A partir d’un terreau aussi riche, Robert Mulligan a développé un récit rythmé et drôle, dans lequel l’espièglerie de Tony Curtis, véritable acteur-caméléon et donc particulièrement approprié pour ce rôle, fait des merveilles. La légèreté de l’ensemble n’empêche le film ni d’aborder des sujets plus profonds ni de comprendre quelques changements de registre qui ne font que souligner à quel point Mulligan s’est toujours méfié des catégorisations trop évidentes. Il y a ainsi trois scènes fondatrices qui permettent de mieux comprendre le personnage de Demara : celle où son père le déçoit en lui avouant qu’il n’a pas les moyens de reprendre ses anciennes activités professionnelles, celle où le père Devlin (Karl Malden) avoue avoir échoué à intégrer un ordre monastique très exigeant (ce que réussira Demara en intégrant l’ordre des moines trappistes !), et enfin celle où Demara lui-même, quoi qu’ayant obtenu les meilleurs résultats à l’examen, n’est pas admis en tant qu’officier à l’armée car il ne possède pas les diplômes requis.

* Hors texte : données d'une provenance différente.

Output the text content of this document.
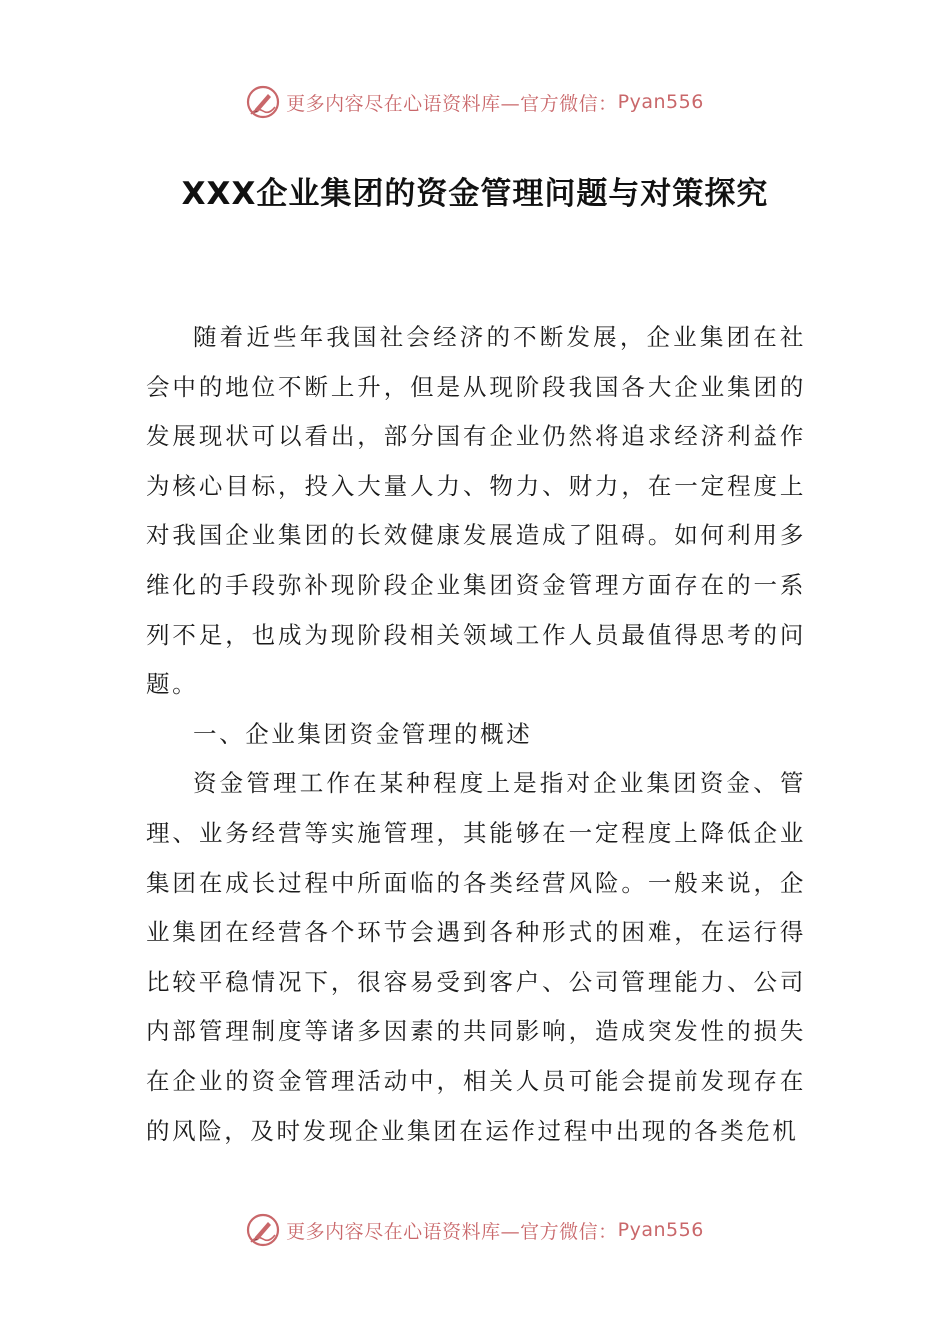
更多内容尽在心语资料库—官方微信： Pyan556
XXX企业集团的资金管理问题与对策探究

随着近些年我国社会经济的不断发展，企业集团在社会中的地位不断上升，但是从现阶段我国各大企业集团的发展现状可以看出，部分国有企业仍然将追求经济利益作为核心目标，投入大量人力、物力、财力，在一定程度上对我国企业集团的长效健康发展造成了阻碍。如何利用多维化的手段弥补现阶段企业集团资金管理方面存在的一系列不足，也成为现阶段相关领域工作人员最值得思考的问题。

一、企业集团资金管理的概述

资金管理工作在某种程度上是指对企业集团资金、管理、业务经营等实施管理，其能够在一定程度上降低企业集团在成长过程中所面临的各类经营风险。一般来说，企业集团在经营各个环节会遇到各种形式的困难，在运行得比较平稳情况下，很容易受到客户、公司管理能力、公司内部管理制度等诸多因素的共同影响，造成突发性的损失在企业的资金管理活动中，相关人员可能会提前发现存在的风险，及时发现企业集团在运作过程中出现的各类危机

更多内容尽在心语资料库—官方微信： Pyan556
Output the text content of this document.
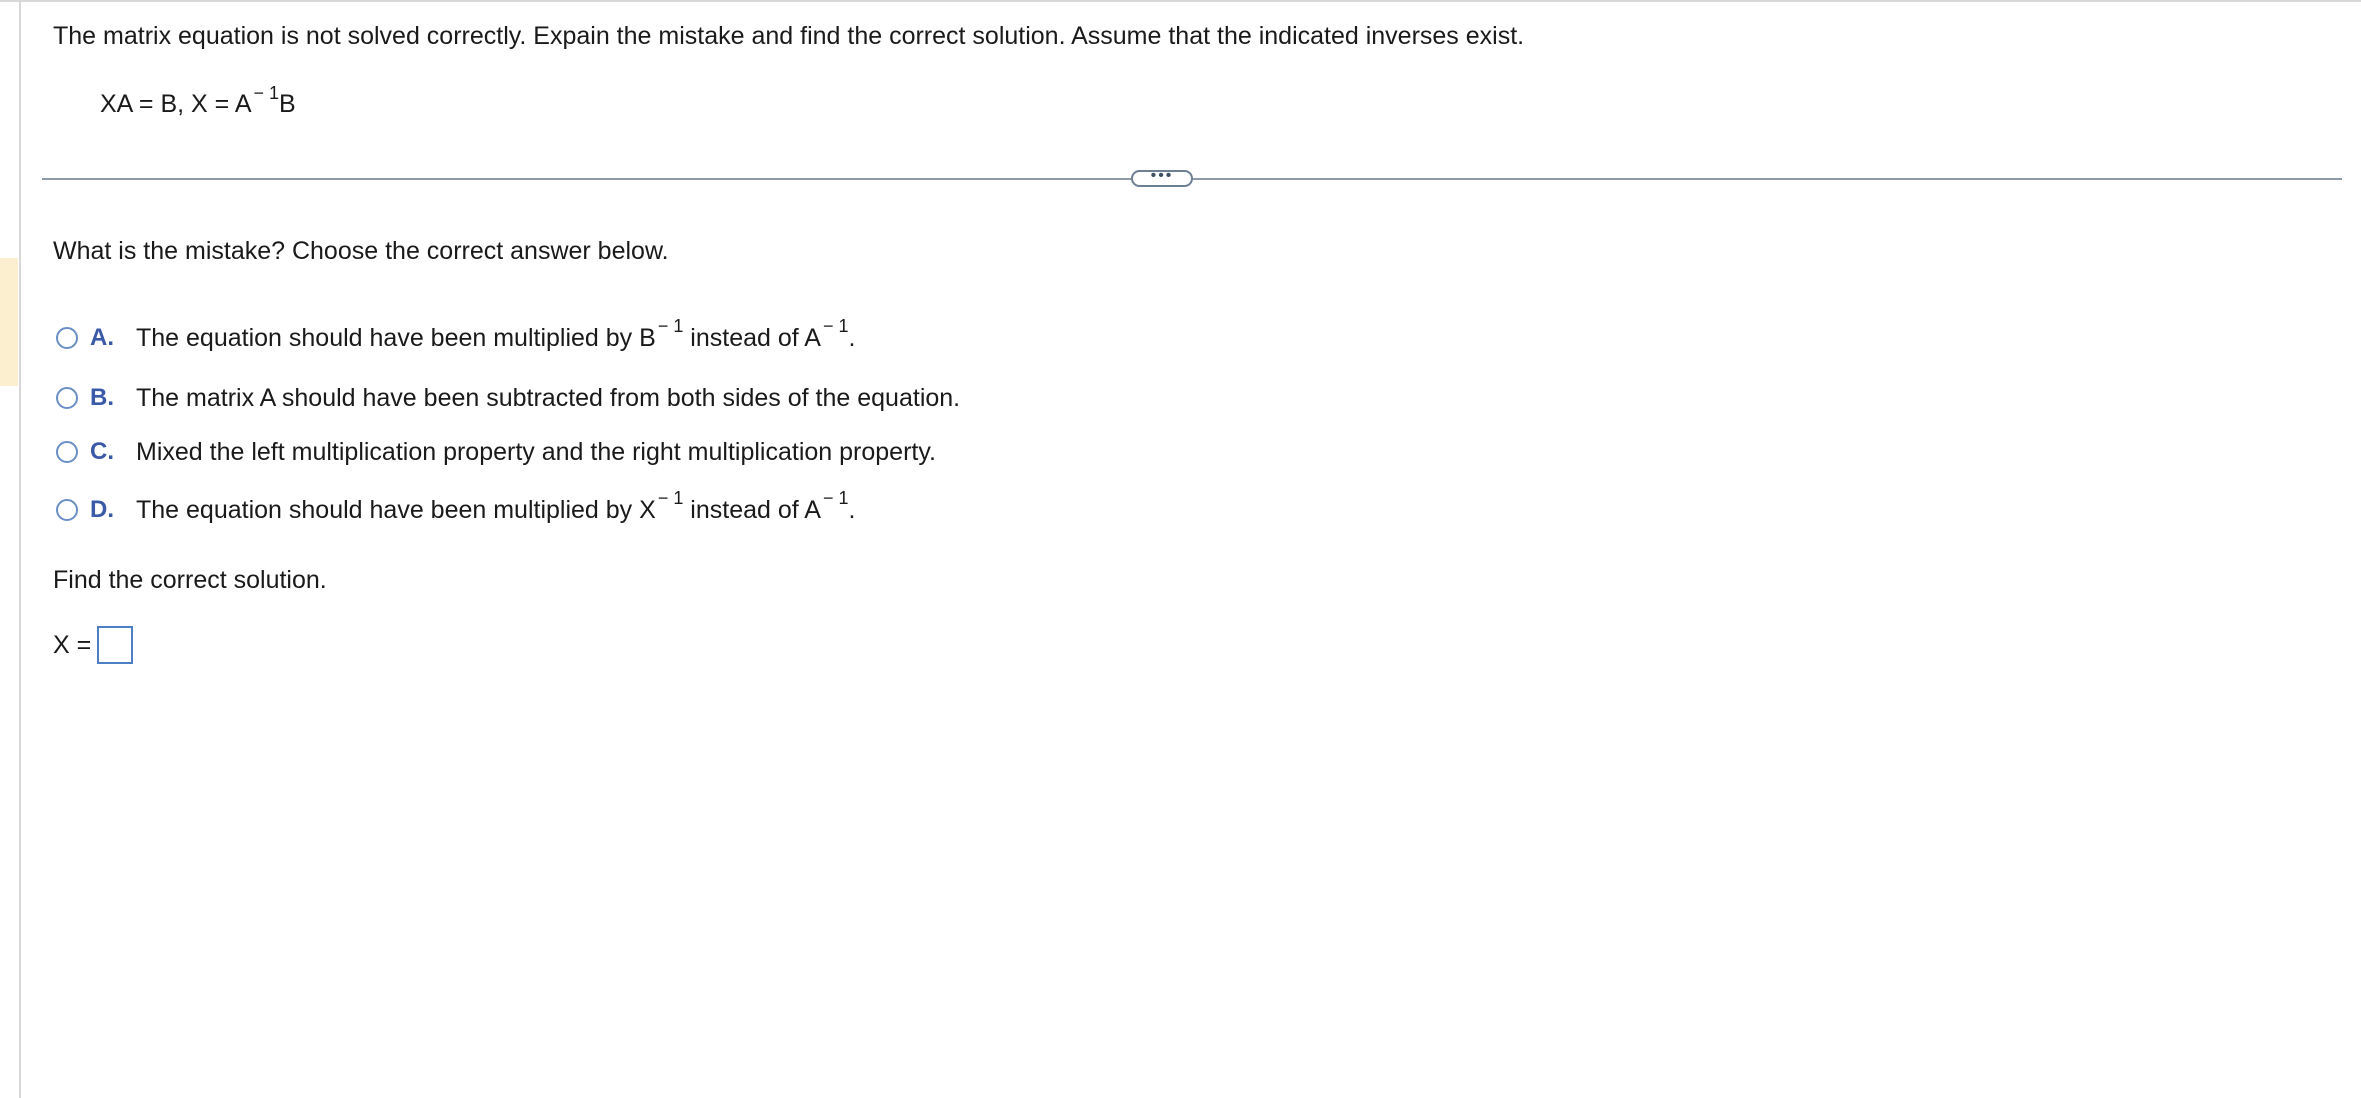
The matrix equation is not solved correctly. Expain the mistake and find the correct solution. Assume that the indicated inverses exist.
XA = B, X = A $^{- 1}$B
•••
What is the mistake? Choose the correct answer below.
A. The equation should have been multiplied by B $^{- 1}$ instead of A $^{- 1}$.
B. The matrix A should have been subtracted from both sides of the equation.
C. Mixed the left multiplication property and the right multiplication property.
D. The equation should have been multiplied by X $^{- 1}$ instead of A $^{- 1}$.
Find the correct solution.
X =
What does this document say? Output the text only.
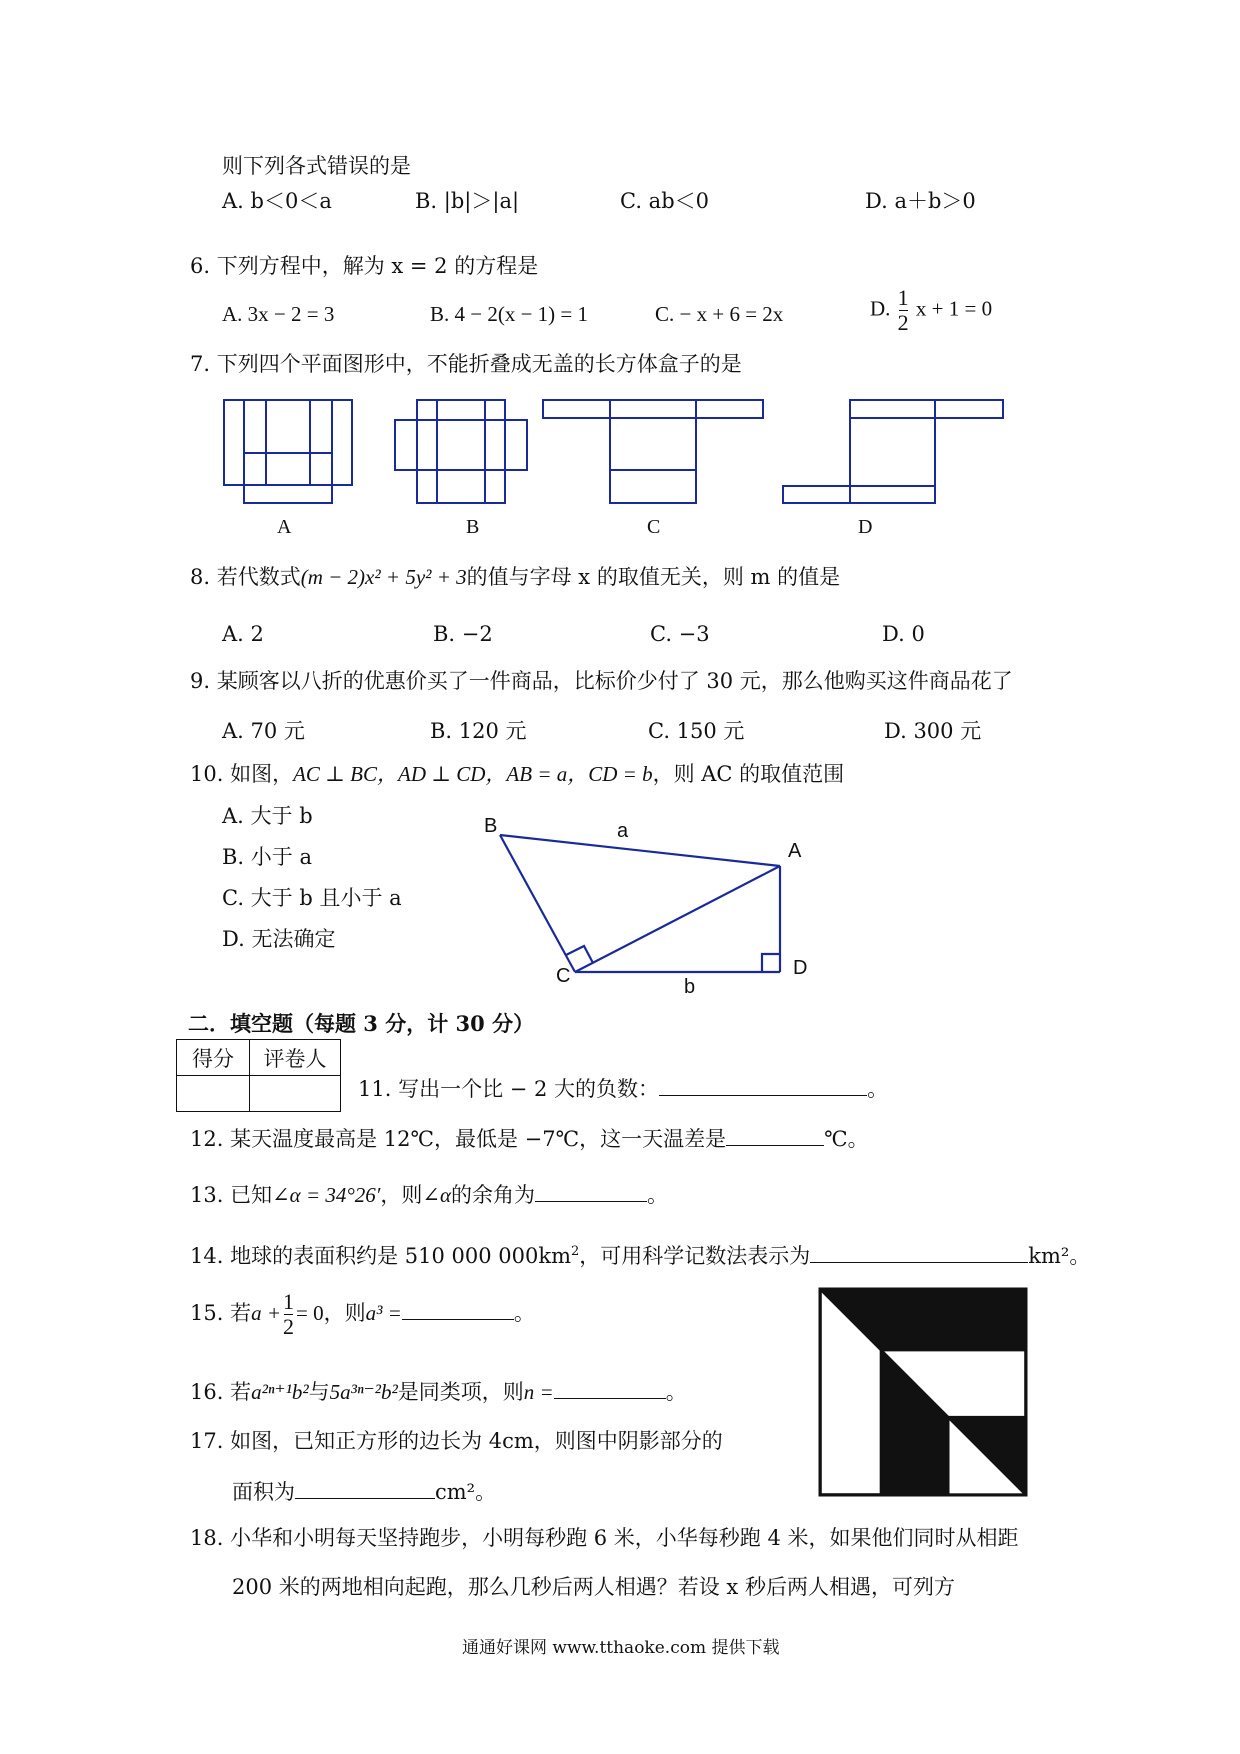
则下列各式错误的是
A. b＜0＜a	B. |b|＞|a|	C. ab＜0	D. a＋b＞0
6. 下列方程中，解为 x = 2 的方程是
A. 3x − 2 = 3	B. 4 − 2(x − 1) = 1	C. − x + 6 = 2x	D. $\frac{1}{2}$ x + 1 = 0
7. 下列四个平面图形中，不能折叠成无盖的长方体盒子的是
A	B	C	D
8. 若代数式(m − 2)x² + 5y² + 3的值与字母 x 的取值无关，则 m 的值是
A. 2	B. −2	C. −3	D. 0
9. 某顾客以八折的优惠价买了一件商品，比标价少付了 30 元，那么他购买这件商品花了
A. 70 元	B. 120 元	C. 150 元	D. 300 元
10. 如图，AC ⊥ BC，AD ⊥ CD，AB = a，CD = b，则 AC 的取值范围
A. 大于 b
B. 小于 a
C. 大于 b 且小于 a
D. 无法确定
B	a
A
C	b
D
二．填空题（每题 3 分，计 30 分）
得分	评卷人

11. 写出一个比 − 2 大的负数：	。
12. 某天温度最高是 12℃，最低是 −7℃，这一天温差是	℃。
13. 已知∠α = 34°26′，则∠α的余角为	。
14. 地球的表面积约是 510 000 $000km^2$，可用科学记数法表示为	km²。
15. 若$a + \frac{1}{2} = 0$，则a³ =	。
16. 若a²ⁿ⁺¹b²与5a³ⁿ⁻²b²是同类项，则n =	。
17. 如图，已知正方形的边长为 4cm，则图中阴影部分的
面积为	cm²。
18. 小华和小明每天坚持跑步，小明每秒跑 6 米，小华每秒跑 4 米，如果他们同时从相距
200 米的两地相向起跑，那么几秒后两人相遇？若设 x 秒后两人相遇，可列方
通通好课网 www.tthaoke.com 提供下载
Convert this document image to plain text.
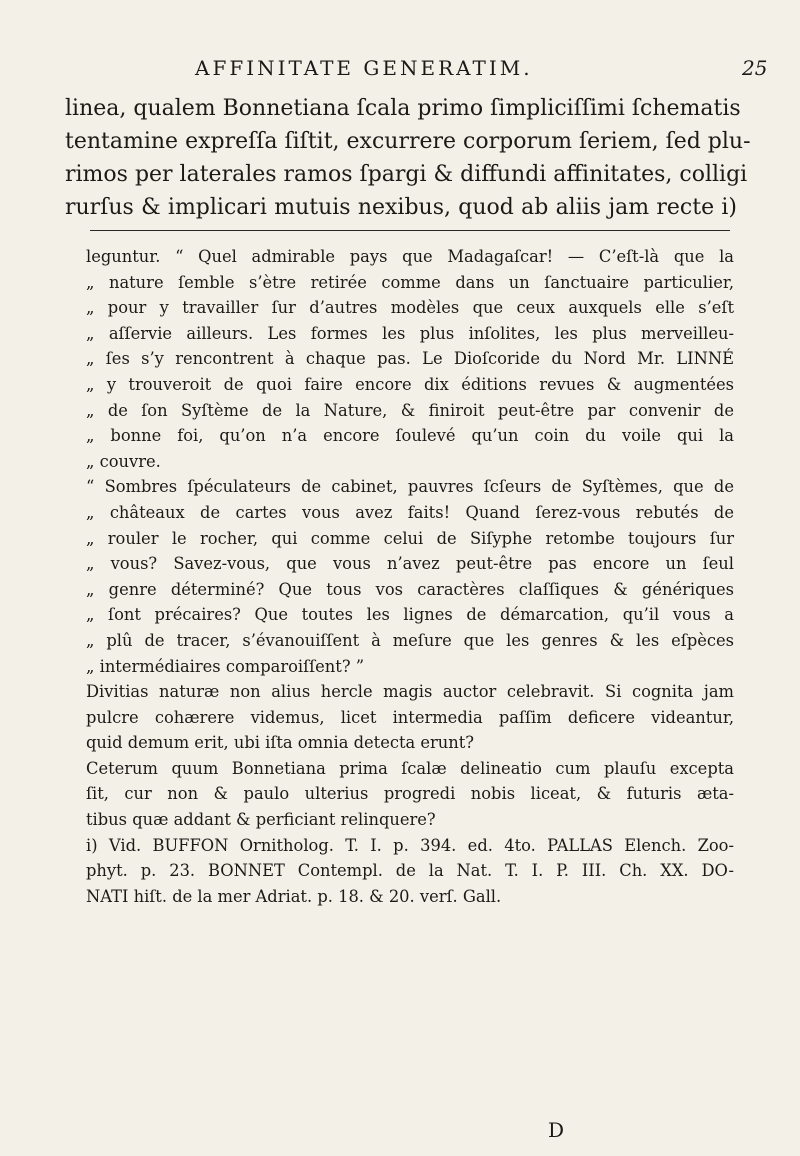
AFFINITATE GENERATIM.	25
linea, qualem Bonnetiana ſcala primo ſimpliciſſimi ſchematis
tentamine expreſſa ſiſtit, excurrere corporum ſeriem, ſed plu-
rimos per laterales ramos ſpargi & diffundi affinitates, colligi
rurſus & implicari mutuis nexibus, quod ab aliis jam recte i)
leguntur. “ Quel admirable pays que Madagaſcar! — C’eſt-là que la
„ nature ſemble s’ètre retirée comme dans un ſanctuaire particulier,
„ pour y travailler ſur d’autres modèles que ceux auxquels elle s’eſt
„ aſſervie ailleurs. Les formes les plus inſolites, les plus merveilleu-
„ ſes s’y rencontrent à chaque pas. Le Dioſcoride du Nord Mr. LINNÉ
„ y trouveroit de quoi faire encore dix éditions revues & augmentées
„ de ſon Syſtème de la Nature, & finiroit peut-être par convenir de
„ bonne foi, qu’on n’a encore ſoulevé qu’un coin du voile qui la
„ couvre.
“ Sombres ſpéculateurs de cabinet, pauvres ſcſeurs de Syſtèmes, que de
„ châteaux de cartes vous avez faits! Quand ſerez-vous rebutés de
„ rouler le rocher, qui comme celui de Siſyphe retombe toujours ſur
„ vous? Savez-vous, que vous n’avez peut-être pas encore un ſeul
„ genre déterminé? Que tous vos caractères claſſiques & génériques
„ ſont précaires? Que toutes les lignes de démarcation, qu’il vous a
„ plû de tracer, s’évanouiſſent à meſure que les genres & les eſpèces
„ intermédiaires comparoiſſent? ”
Divitias naturæ non alius hercle magis auctor celebravit. Si cognita jam
pulcre cohærere videmus, licet intermedia paſſim deficere videantur,
quid demum erit, ubi iſta omnia detecta erunt?
Ceterum quum Bonnetiana prima ſcalæ delineatio cum plauſu excepta
ſit, cur non & paulo ulterius progredi nobis liceat, & futuris æta-
tibus quæ addant & perficiant relinquere?
i) Vid. BUFFON Ornitholog. T. I. p. 394. ed. 4to. PALLAS Elench. Zoo-
phyt. p. 23. BONNET Contempl. de la Nat. T. I. P. III. Ch. XX. DO-
NATI hiſt. de la mer Adriat. p. 18. & 20. verſ. Gall.
D
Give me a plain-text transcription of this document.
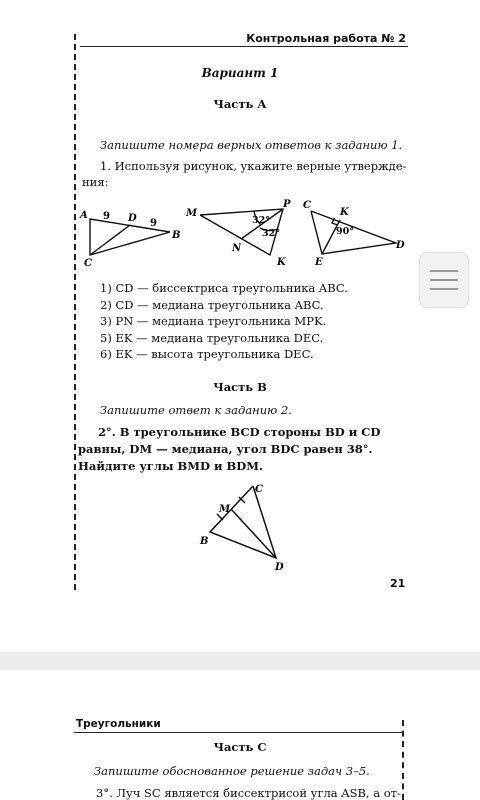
Контрольная работа № 2
Вариант 1
Часть А
Запишите номера верных ответов к заданию 1.
1. Используя рисунок, укажите верные утвержде-ния:
A 9 D 9
B
C
M
P
32°
32°
N
K
C
K
90°
D
E
1) CD — биссектриса треугольника ABC.
2) CD — медиана треугольника ABC.
3) PN — медиана треугольника MPK.
5) EK — медиана треугольника DEC.
6) EK — высота треугольника DEC.
Часть В
Запишите ответ к заданию 2.
2°. В треугольнике BCD стороны BD и CD равны, DM — медиана, угол BDC равен 38°. Найдите углы BMD и BDM.
C
M
B
D
21
Треугольники
Часть С
Запишите обоснованное решение задач 3–5.
3°. Луч SC является биссектрисой угла ASB, а от-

Que ces faits soient fidèles ou non à la réalité importe peu. Si le parcours de Demara se révèle aussi jouissif, c’est parce qu’il symbolise un refus obstiné des déterminismes. Ses succès insolents démontrent que le talent, les rêves et la volonté ne peuvent être bridés par une absence de prérequis tristement formels comme l’obtention d’un diplôme ou le respect des règlements. Ce rejet de l’enfermement est illustré de manière presque littérale par l’excellente séquence de la prison, où Demara a été nommé sous-directeur en charge du quartier de haute sécurité. Dans cette solitude et claustration extrêmes, il rencontre des êtres dont il comprend la souffrance, lui qui s’est toujours senti à l’étroit dans ce monde. Dans une autre séquence au romantisme aussi touchant que surprenant, Demara avoue à l’objet de son amour, le lieutenant Lacey (Joan Blackman), qu’il se compare au pissenlit. Contrairement aux autres fleurs qui s’élancent vers le ciel, ce dernier pousse sur les côtés, en se dispersant de manière un peu chaotique.

Comme le souligne un des invités dans son analyse proposée en supplément, le parcours incroyable du protagoniste n’est pas dénué d’un propos moraliste. En effet, si Demara se bat pour la liberté, notion ô combien sacrée au Nouveau Monde (qu’est le rêve américain si ce n’est la liberté débridée de tout homme à accomplir son destin ?), il est aussi l’esclave de cette liberté… sans que l’on sache précisément comment Mulligan juge cette dépendance. Ses mensonges et tromperies lui permettent certes de concrétiser ses envies, mais ils le condamnent aussi à une fuite en avant permanente, qu’il s’agisse du résultat de la découverte de son imposture ou de son insatiable envie de passer à autre chose. C’est ce que soulignera son amour pour le lieutenant Lacey, incompatible avec la sincérité qu’il lui doit et son style de vie, mais aussi l’incroyable séquence des opérations chirurgicales qu’il réalise sur le navire militaire en pleine guerre de Corée. Alors qu’il a tenu entre ses mains la vie de plusieurs hommes, et en dépit du succès improbable de l’affaire, sans doute Demara réalise-t-il alors les risques inhérents à son existence et revient-il à une forme de « réalité ». S’agit-il par conséquent d’un happy end ou non ? Il revient à chacun d’en juger.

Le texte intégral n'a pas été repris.